For years, the Washington region has been talking about growth. While most people know how growth affects them individually—traffic snarls, classrooms in temporary trailers—there is less of a sense of growth’s impact on the region as an inter-related whole. The Brookings Institution has released a report on how our region is growing, and the trends that have emerged during the past few years.

There is a lot of good news: The greater Washington region is enjoying economic growth and steady prosperity. The median household income in this region is $57,200. Companies and small businesses created 56,700 new jobs in 1997, 66,100 new jobs in 1998, and are expected to create 82,000 this year.
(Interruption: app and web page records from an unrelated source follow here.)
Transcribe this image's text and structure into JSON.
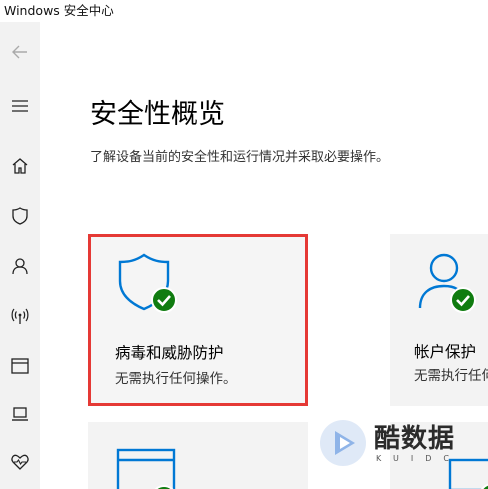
{
  "window": {
    "title": "Windows 安全中心"
  },
  "sidebar": {
    "items": [
      {
        "name": "back",
        "icon": "back-arrow-icon"
      },
      {
        "name": "menu",
        "icon": "hamburger-icon"
      },
      {
        "name": "home",
        "icon": "home-icon"
      },
      {
        "name": "virus-protection",
        "icon": "shield-icon"
      },
      {
        "name": "account-protection",
        "icon": "person-icon"
      },
      {
        "name": "firewall-network",
        "icon": "wireless-icon"
      },
      {
        "name": "app-browser-control",
        "icon": "browser-window-icon"
      },
      {
        "name": "device-security",
        "icon": "laptop-icon"
      },
      {
        "name": "device-performance",
        "icon": "heart-pulse-icon"
      }
    ]
  },
  "main": {
    "title": "安全性概览",
    "subtitle": "了解设备当前的安全性和运行情况并采取必要操作。",
    "cards": [
      {
        "title": "病毒和威胁防护",
        "status": "无需执行任何操作。",
        "icon": "shield-check-icon",
        "highlighted": true
      },
      {
        "title": "帐户保护",
        "status": "无需执行任何操作。",
        "icon": "person-check-icon",
        "highlighted": false
      },
      {
        "title": "",
        "status": "",
        "icon": "browser-check-icon",
        "highlighted": false
      },
      {
        "title": "",
        "status": "",
        "icon": "device-check-icon",
        "highlighted": false
      }
    ]
  },
  "watermark": {
    "text": "酷数据",
    "sub": "KUIDC"
  },
  "colors": {
    "accent": "#0078d4",
    "ok": "#107c10",
    "highlight": "#e53935",
    "sidebar": "#f2f2f2"
  }
}
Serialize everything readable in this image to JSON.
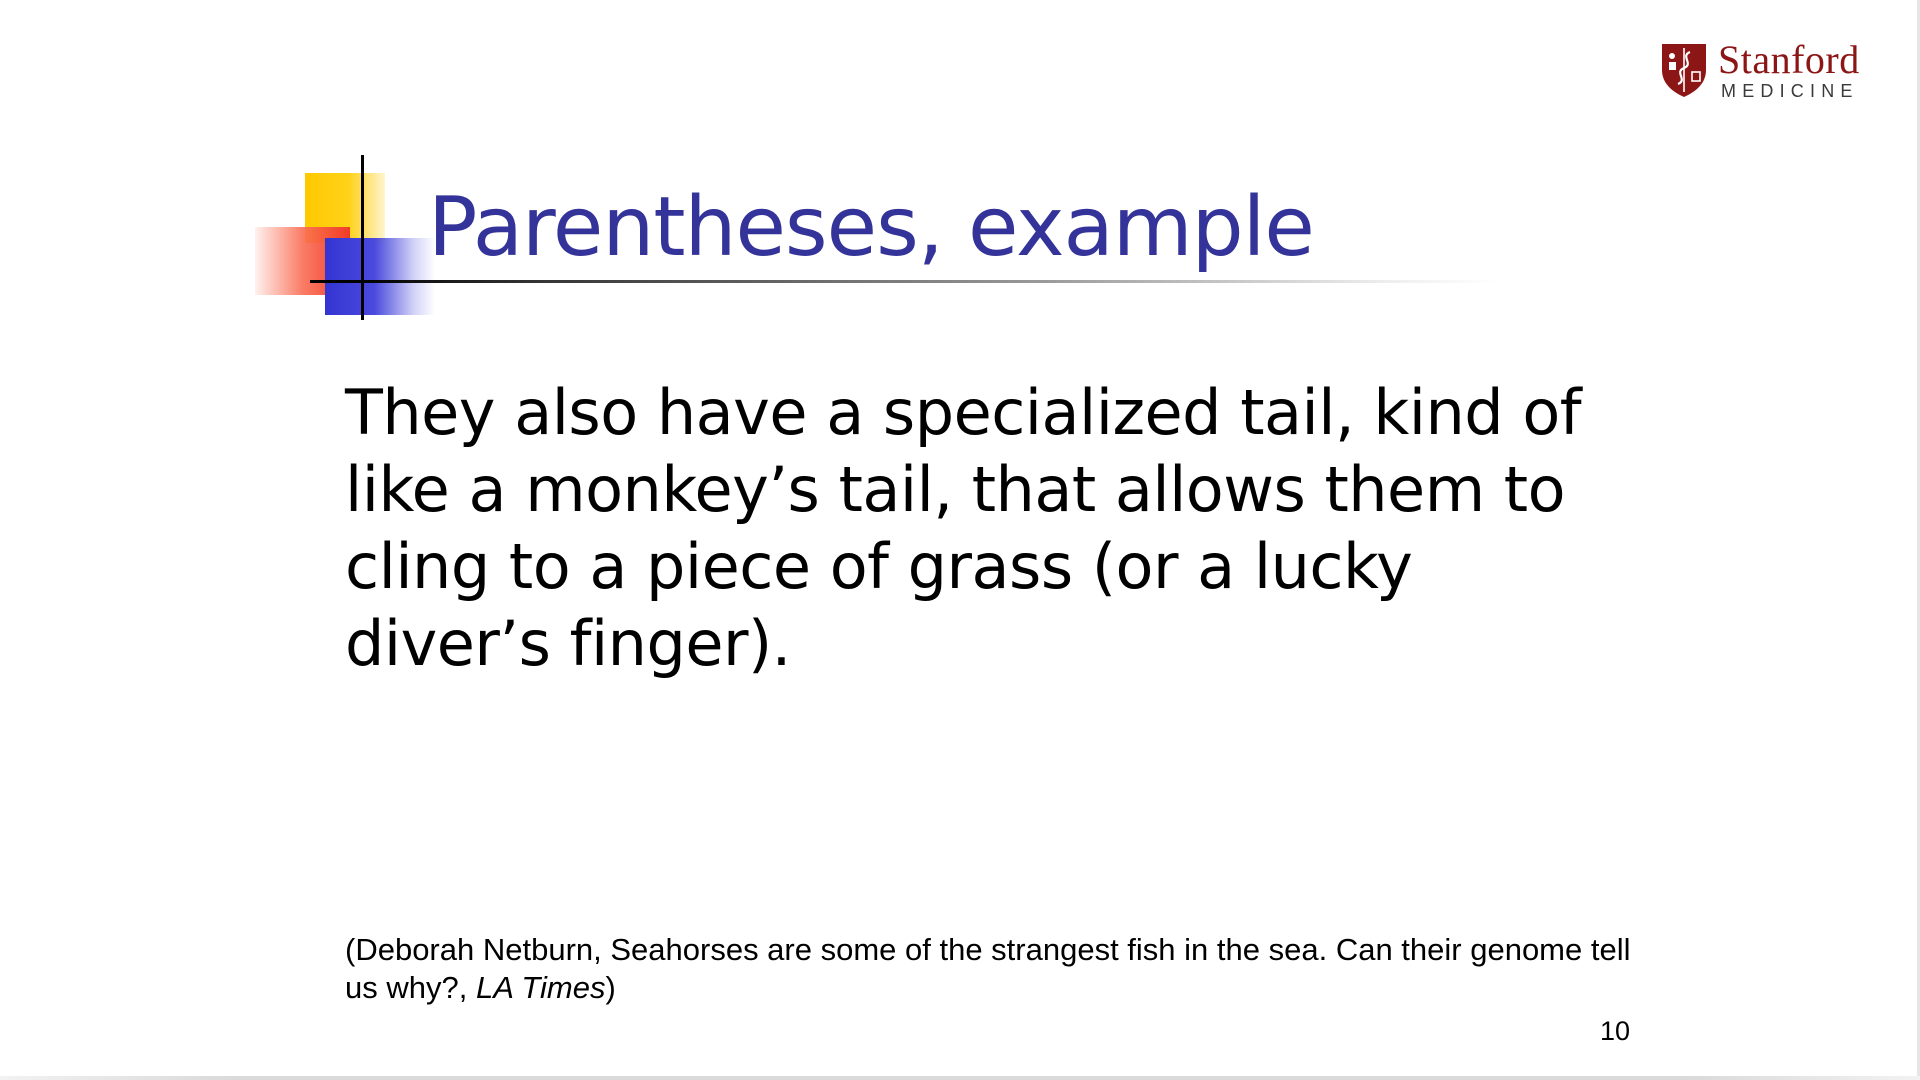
{
  "logo": {
    "wordmark": "Stanford",
    "subtitle": "MEDICINE",
    "color": "#8c1515"
  },
  "slide": {
    "title": "Parentheses, example",
    "title_color": "#333399",
    "body": "They also have a specialized tail, kind of like a monkey’s tail, that allows them to cling to a piece of grass (or a lucky diver’s finger).",
    "citation": {
      "prefix": "(Deborah Netburn, Seahorses are some of the strangest fish in the sea. Can their genome tell us why?, ",
      "source": "LA Times",
      "suffix": ")"
    },
    "page_number": "10"
  },
  "decoration_colors": {
    "yellow": "#ffc900",
    "red": "#f03b28",
    "blue": "#3434d2"
  }
}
But the region has grown in a problematic way—and the problems are not just the well-recognized and much-discussed ones of congestion and loss of open space. This area is divided in complicated ways by race, class, and economic and educational opportunity.

Issues such as traffic congestion, school overcrowding and loss of open space are now forcing policy changes. The State of Maryland has defined and implemented smart growth policies. Individual counties in Southern Maryland and Northern Virginia have taken steps to manage growth, imposing impact fees and even moratoriums on development in communities already struggling with overcrowded schools. However, these laudable efforts have not addressed the full range of forces that shape our region’s patterns of growth and opportunity.
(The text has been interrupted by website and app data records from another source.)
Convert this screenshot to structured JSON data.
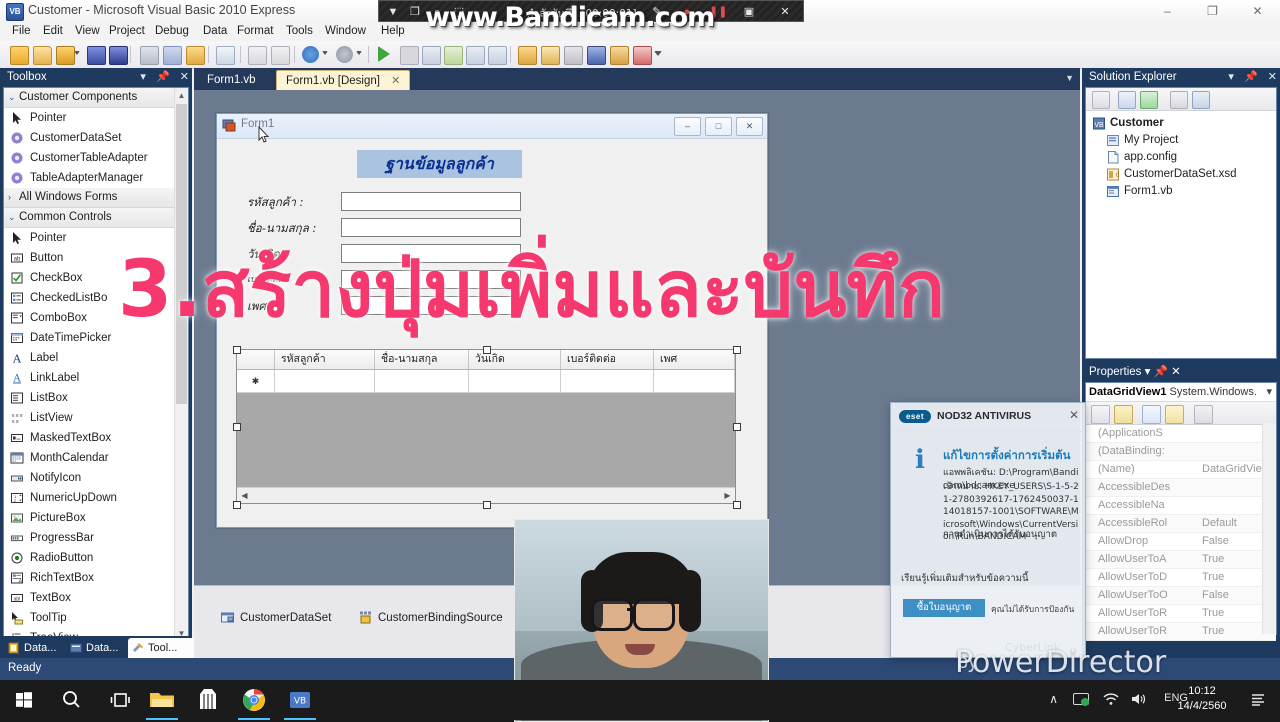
{
  "window": {
    "title": "Customer - Microsoft Visual Basic 2010 Express",
    "icon": "vb-icon",
    "minimize": "–",
    "maximize": "❐",
    "close": "✕"
  },
  "menubar": {
    "items": [
      "File",
      "Edit",
      "View",
      "Project",
      "Debug",
      "Data",
      "Format",
      "Tools",
      "Window",
      "Help"
    ]
  },
  "toolbox": {
    "title": "Toolbox",
    "dropdown_icon": "chevron-down-icon",
    "pin_icon": "pin-icon",
    "close_icon": "close-icon",
    "categories": [
      {
        "name": "Customer Components",
        "expanded": true,
        "chevron": "⌄",
        "items": [
          "Pointer",
          "CustomerDataSet",
          "CustomerTableAdapter",
          "TableAdapterManager"
        ]
      },
      {
        "name": "All Windows Forms",
        "expanded": false,
        "chevron": "›",
        "items": []
      },
      {
        "name": "Common Controls",
        "expanded": true,
        "chevron": "⌄",
        "items": [
          "Pointer",
          "Button",
          "CheckBox",
          "CheckedListBo",
          "ComboBox",
          "DateTimePicker",
          "Label",
          "LinkLabel",
          "ListBox",
          "ListView",
          "MaskedTextBox",
          "MonthCalendar",
          "NotifyIcon",
          "NumericUpDown",
          "PictureBox",
          "ProgressBar",
          "RadioButton",
          "RichTextBox",
          "TextBox",
          "ToolTip",
          "TreeView"
        ]
      }
    ]
  },
  "dock_tabs": [
    {
      "label": "Data...",
      "icon": "database-icon",
      "active": false
    },
    {
      "label": "Data...",
      "icon": "datasource-icon",
      "active": false
    },
    {
      "label": "Tool...",
      "icon": "toolbox-icon",
      "active": true
    }
  ],
  "document_tabs": [
    {
      "label": "Form1.vb",
      "active": false,
      "close": ""
    },
    {
      "label": "Form1.vb [Design]",
      "active": true,
      "close": "✕"
    }
  ],
  "form": {
    "title": "Form1",
    "icon": "form-icon",
    "min": "–",
    "max": "□",
    "close": "✕",
    "heading": "ฐานข้อมูลลูกค้า",
    "heading_bg": "#a9c3e0",
    "fields": [
      {
        "label": "รหัสลูกค้า :",
        "value": ""
      },
      {
        "label": "ชื่อ-นามสกุล :",
        "value": ""
      },
      {
        "label": "วันเกิด",
        "value": ""
      },
      {
        "label": "เบอร์ติดต่อ",
        "value": ""
      },
      {
        "label": "เพศ",
        "value": ""
      }
    ],
    "grid": {
      "columns": [
        "",
        "รหัสลูกค้า",
        "ชื่อ-นามสกุล",
        "วันเกิด",
        "เบอร์ติดต่อ",
        "เพศ"
      ],
      "new_row_marker": "✱",
      "rows": [
        [
          "",
          "",
          "",
          "",
          "",
          ""
        ]
      ],
      "scroll_left": "◀",
      "scroll_right": "▶"
    }
  },
  "component_tray": [
    {
      "label": "CustomerDataSet",
      "icon": "dataset-icon"
    },
    {
      "label": "CustomerBindingSource",
      "icon": "bindingsource-icon"
    }
  ],
  "solution_explorer": {
    "title": "Solution Explorer",
    "nodes": [
      {
        "label": "Customer",
        "icon": "project-icon",
        "level": 0,
        "selected": false
      },
      {
        "label": "My Project",
        "icon": "myproject-icon",
        "level": 1,
        "selected": false
      },
      {
        "label": "app.config",
        "icon": "config-icon",
        "level": 1,
        "selected": false
      },
      {
        "label": "CustomerDataSet.xsd",
        "icon": "xsd-icon",
        "level": 1,
        "selected": false
      },
      {
        "label": "Form1.vb",
        "icon": "form-file-icon",
        "level": 1,
        "selected": true
      }
    ]
  },
  "properties": {
    "title": "Properties",
    "object_name": "DataGridView1",
    "object_type": "System.Windows.",
    "dropdown": "▾",
    "rows": [
      {
        "key": "(ApplicationS",
        "value": ""
      },
      {
        "key": "(DataBinding:",
        "value": ""
      },
      {
        "key": "(Name)",
        "value": "DataGridView1"
      },
      {
        "key": "AccessibleDes",
        "value": ""
      },
      {
        "key": "AccessibleNa",
        "value": ""
      },
      {
        "key": "AccessibleRol",
        "value": "Default"
      },
      {
        "key": "AllowDrop",
        "value": "False"
      },
      {
        "key": "AllowUserToA",
        "value": "True"
      },
      {
        "key": "AllowUserToD",
        "value": "True"
      },
      {
        "key": "AllowUserToO",
        "value": "False"
      },
      {
        "key": "AllowUserToR",
        "value": "True"
      },
      {
        "key": "AllowUserToR",
        "value": "True"
      }
    ]
  },
  "statusbar": {
    "text": "Ready"
  },
  "bandicam": {
    "recording_text": "กำลังบันทึก [00:00:01]",
    "watermark": "www.Bandicam.com",
    "buttons": [
      "▼",
      "❐",
      "⌕",
      "⬚",
      "✎",
      "●",
      "❚❚",
      "▣",
      "✕"
    ]
  },
  "caption_overlay": {
    "text": "3.สร้างปุ่มเพิ่มและบันทึก",
    "color": "#f5386e"
  },
  "eset_toast": {
    "logo": "eset",
    "brand": "NOD32 ANTIVIRUS",
    "info_icon": "info-icon",
    "heading": "แก้ไขการตั้งค่าการเริ่มต้น",
    "line1": "แอพพลิเคชัน: D:\\Program\\Bandicam\\bdcam.exe",
    "line2": "เป้าหมาย: HKEY_USERS\\S-1-5-21-2780392617-1762450037-114018157-1001\\SOFTWARE\\Microsoft\\Windows\\CurrentVersion\\Run\\BANDICAM",
    "allowed": "การดำเนินการได้รับอนุญาต",
    "learn_more": "เรียนรู้เพิ่มเติมสำหรับข้อความนี้",
    "button": "ซื้อใบอนุญาต",
    "footer": "คุณไม่ได้รับการป้องกัน",
    "close": "✕"
  },
  "powerdirector_watermark": {
    "by": "by",
    "brand": "CyberLink",
    "product": "PowerDirector"
  },
  "taskbar": {
    "items": [
      {
        "name": "start-button",
        "icon": "windows-logo-icon"
      },
      {
        "name": "search-button",
        "icon": "search-icon"
      },
      {
        "name": "task-view-button",
        "icon": "task-view-icon"
      },
      {
        "name": "file-explorer-button",
        "icon": "folder-icon"
      },
      {
        "name": "microsoft-store-button",
        "icon": "store-icon"
      },
      {
        "name": "chrome-button",
        "icon": "chrome-icon"
      },
      {
        "name": "visual-basic-button",
        "icon": "vb-icon"
      }
    ],
    "tray": {
      "chevron": "∧",
      "eset_icon": "eset-tray-icon",
      "network_icon": "wifi-icon",
      "volume_icon": "speaker-icon",
      "language": "ENG",
      "time": "10:12",
      "date": "14/4/2560",
      "action_center": "notification-icon"
    }
  }
}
Growth is not going to go away. This region will continue to gain jobs and people and consume more land. If our regional divisions widen as growth proceeds, it will be difficult if not impossible, to create a region that is competitive, prosperous and livable

A dividing line runs along 16th Street NW in the District, and along I-95 in Maryland and Virginia. For the most part, middle- and upper-income families, substantial public and private sector investment, and economic expansion are found on the west side of this line, while lower-income families, most people of color, and little or no job growth are found on the east side of this divide.

At the end of 1996, 45 percent of the region’s poor families lived in the District, as did 64 percent of the region’s welfare recipients. Thus, the District bears a disproportionate burden of poverty. But the division is more complicated than the traditional “city vs. suburb” split. Statistics on school lunch programs reveal that there are substantial concentrations of low-income families in many suburbs east of the regional dividing line. Forty-three percent of the public school students in Arlington, and 41 percent of public school pupils in Prince George’s County, were eligible for federal lunch subsidies.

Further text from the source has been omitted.